#CyberFLASH: Anti-terror bill: Critics worry about safeguarding civil liberties

Stephen HarperCanada’s new anti-terrorism legislation creates sweeping new powers for the nation’s security services, but it’s not clear there will be equally robust oversight to protect privacy, free speech or civil liberties.

Missing from the act, for instance, is a sunset clause for any of its provisions, though the Jean Chrétien Liberals put such a proviso in their anti-terrorism bill introduced after the terrorist attacks of Sept. 11, 2001. Nor is there a mandatory review by a certain date — though this may yet be added when the bill goes to a parliamentary committee for review.

Some question whether solidifying national security will come at the expense of civil liberties.

“Countries that are free are also safer countries. Civil rights and public safety go hand-in-hand,” NDP foreign affairs critic Paul Dewar said Friday.

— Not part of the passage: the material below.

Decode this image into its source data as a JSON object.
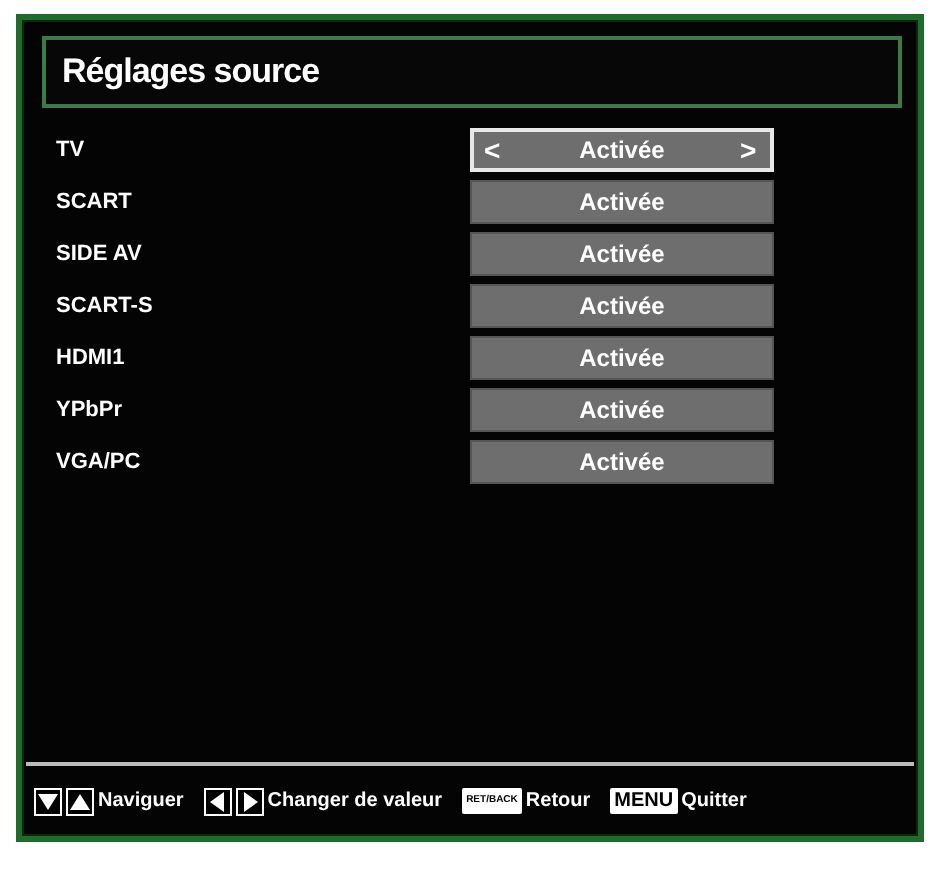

The government argues that existing civilian oversight bodies – at the spy agency CSIS, the cyber-spy agency CSE, and the RCMP – are adequate. And the new law does require that the public safety minister regularly report to Parliament on how CSIS is using its new powers. Prime Minister Stephen Harper also said on Friday that the government has worked protections into the bill to prevent erosion of civil liberties in the name of security.